View Full Version : Latest iTunes hack creates more noise

16-04-04, 02:28

Not too long ago a rather "rough" tool to crack the DRM (Digital Rights Management) scheme used by Apple's iTunes was released named "QTFairUse". The ironically Windows only program caused no limit of controversy (http://www.dslreports.com/shownews/36037) after the source code showed up on the web. The program extracted DRM-free, AAC data from a protected AAC stream as it played in the Quicktime player. The program was a little rough around the edges however, leading an anonymous developer to modify it further and create the next thorn in Apple's side: a program dubbed "PlayFair". It's currently hosted at a SourceForge-like site in India after an Apple lawsuit (http://www.theregister.co.uk/2004/04/09/playfair_dmca_takedown/) last week forced the program's anonymous developer to support offshoring.
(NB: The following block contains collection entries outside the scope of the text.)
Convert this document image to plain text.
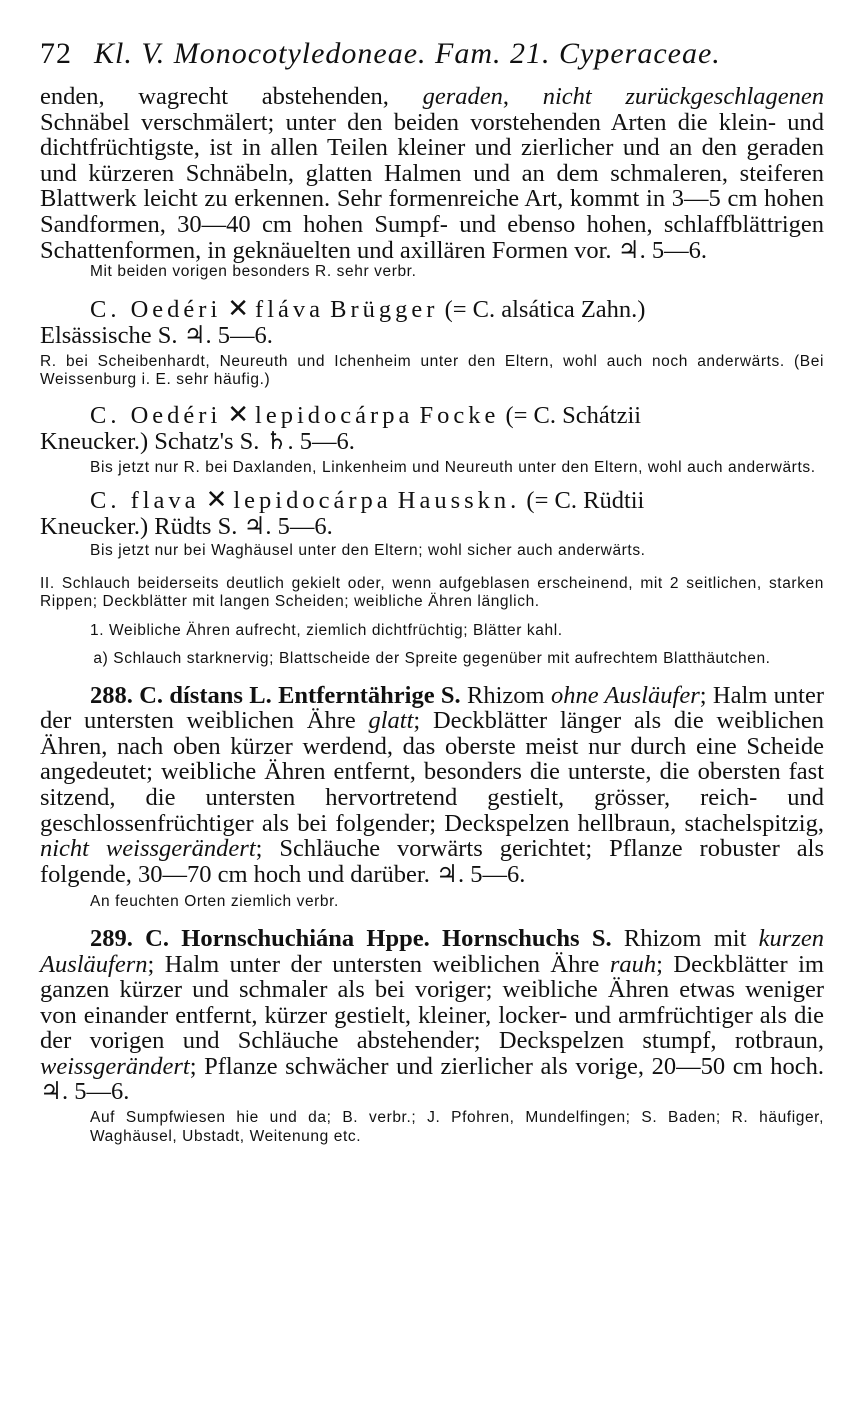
72 Kl. V. Monocotyledoneae. Fam. 21. Cyperaceae.

enden, wagrecht abstehenden, geraden, nicht zurückgeschlagenen

Schnäbel verschmälert; unter den beiden vorstehenden Arten die klein- und dichtfrüchtigste, ist in allen Teilen kleiner und zierlicher und an den geraden und kürzeren Schnäbeln, glatten Halmen und an dem schmaleren, steiferen Blattwerk leicht zu erkennen. Sehr formenreiche Art, kommt in 3—5 cm hohen Sandformen, 30—40 cm hohen Sumpf- und ebenso hohen, schlaffblättrigen Schattenformen, in geknäuelten und axillären Formen vor. ♃. 5—6.

Mit beiden vorigen besonders R. sehr verbr.

C. Oedéri ✕ fláva Brügger (= C. alsática Zahn.)

Elsässische S. ♃. 5—6.

R. bei Scheibenhardt, Neureuth und Ichenheim unter den Eltern, wohl auch noch anderwärts. (Bei Weissenburg i. E. sehr häufig.)

C. Oedéri ✕ lepidocárpa Focke (= C. Schátzii

Kneucker.) Schatz's S. ♄. 5—6.

Bis jetzt nur R. bei Daxlanden, Linkenheim und Neureuth unter den Eltern, wohl auch anderwärts.

C. flava ✕ lepidocárpa Hausskn. (= C. Rüdtii

Kneucker.) Rüdts S. ♃. 5—6.

Bis jetzt nur bei Waghäusel unter den Eltern; wohl sicher auch anderwärts.

II. Schlauch beiderseits deutlich gekielt oder, wenn aufgeblasen erscheinend, mit 2 seitlichen, starken Rippen; Deckblätter mit langen Scheiden; weibliche Ähren länglich.

1. Weibliche Ähren aufrecht, ziemlich dichtfrüchtig; Blätter kahl.

a) Schlauch starknervig; Blattscheide der Spreite gegenüber mit aufrechtem Blatthäutchen.

288. C. dístans L. Entferntährige S. Rhizom ohne Ausläufer; Halm unter der untersten weiblichen Ähre glatt; Deckblätter länger als die weiblichen Ähren, nach oben kürzer werdend, das oberste meist nur durch eine Scheide angedeutet; weibliche Ähren entfernt, besonders die unterste, die obersten fast sitzend, die untersten hervortretend gestielt, grösser, reich- und geschlossenfrüchtiger als bei folgender; Deckspelzen hellbraun, stachelspitzig, nicht weissgerändert; Schläuche vorwärts gerichtet; Pflanze robuster als folgende, 30—70 cm hoch und darüber. ♃. 5—6.

An feuchten Orten ziemlich verbr.

289. C. Hornschuchiána Hppe. Hornschuchs S. Rhizom mit kurzen Ausläufern; Halm unter der untersten weiblichen Ähre rauh; Deckblätter im ganzen kürzer und schmaler als bei voriger; weibliche Ähren etwas weniger von einander entfernt, kürzer gestielt, kleiner, locker- und armfrüchtiger als die der vorigen und Schläuche abstehender; Deckspelzen stumpf, rotbraun, weissgerändert; Pflanze schwächer und zierlicher als vorige, 20—50 cm hoch. ♃. 5—6.

Auf Sumpfwiesen hie und da; B. verbr.; J. Pfohren, Mundelfingen; S. Baden; R. häufiger, Waghäusel, Ubstadt, Weitenung etc.
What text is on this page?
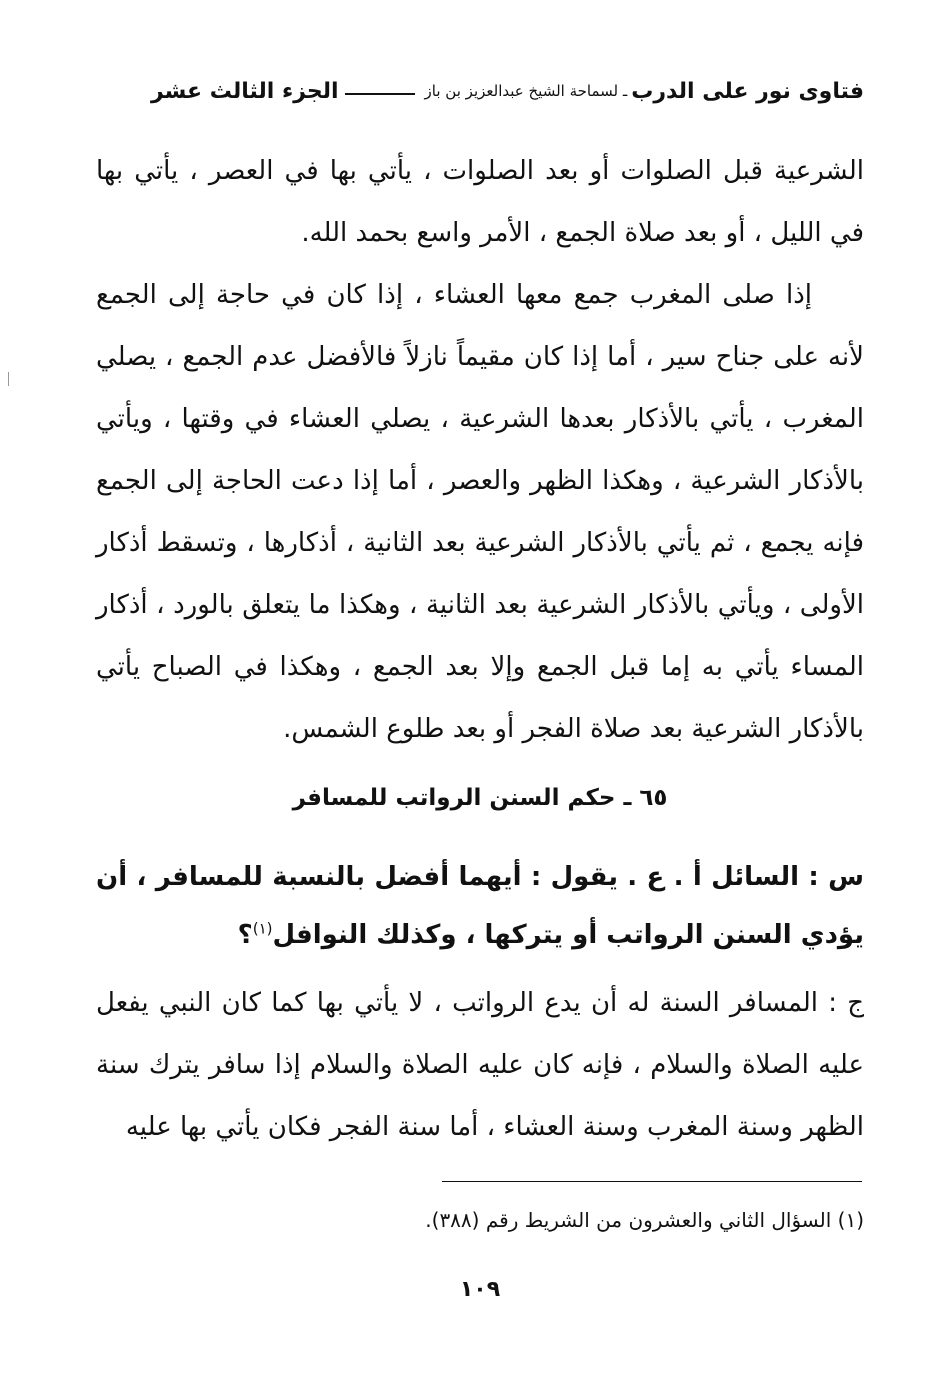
فتاوى نور على الدرب
ـ لسماحة الشيخ عبدالعزيز بن باز
الجزء الثالث عشر
الشرعية قبل الصلوات أو بعد الصلوات ، يأتي بها في العصر ، يأتي بها في الليل ، أو بعد صلاة الجمع ، الأمر واسع بحمد الله.
إذا صلى المغرب جمع معها العشاء ، إذا كان في حاجة إلى الجمع لأنه على جناح سير ، أما إذا كان مقيماً نازلاً فالأفضل عدم الجمع ، يصلي المغرب ، يأتي بالأذكار بعدها الشرعية ، يصلي العشاء في وقتها ، ويأتي بالأذكار الشرعية ، وهكذا الظهر والعصر ، أما إذا دعت الحاجة إلى الجمع فإنه يجمع ، ثم يأتي بالأذكار الشرعية بعد الثانية ، أذكارها ، وتسقط أذكار الأولى ، ويأتي بالأذكار الشرعية بعد الثانية ، وهكذا ما يتعلق بالورد ، أذكار المساء يأتي به إما قبل الجمع وإلا بعد الجمع ، وهكذا في الصباح يأتي بالأذكار الشرعية بعد صلاة الفجر أو بعد طلوع الشمس.
٦٥ ـ حكم السنن الرواتب للمسافر
س : السائل أ . ع . يقول : أيهما أفضل بالنسبة للمسافر ، أن يؤدي السنن الرواتب أو يتركها ، وكذلك النوافل$^{(١)}$؟
ج : المسافر السنة له أن يدع الرواتب ، لا يأتي بها كما كان النبي يفعل عليه الصلاة والسلام ، فإنه كان عليه الصلاة والسلام إذا سافر يترك سنة الظهر وسنة المغرب وسنة العشاء ، أما سنة الفجر فكان يأتي بها عليه
(١) السؤال الثاني والعشرون من الشريط رقم (٣٨٨).
١٠٩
From the site's description: "It takes one of the iTMS Protected AAC Audio Files, decodes it using a key obtained from your iPod or Microsoft Windows system and then writes the new, decoded version to disk as a regular AAC Audio File. It then optionally copies the metadata tags that describe the song, including the cover art, to the new file." Because it is a key based system, users can only decode AACs from the Music store they own, and not those from other users. Since the program emerged, it has fueled a new round of debate over the future of digital rights management and the success Apple will have in keeping the music secure.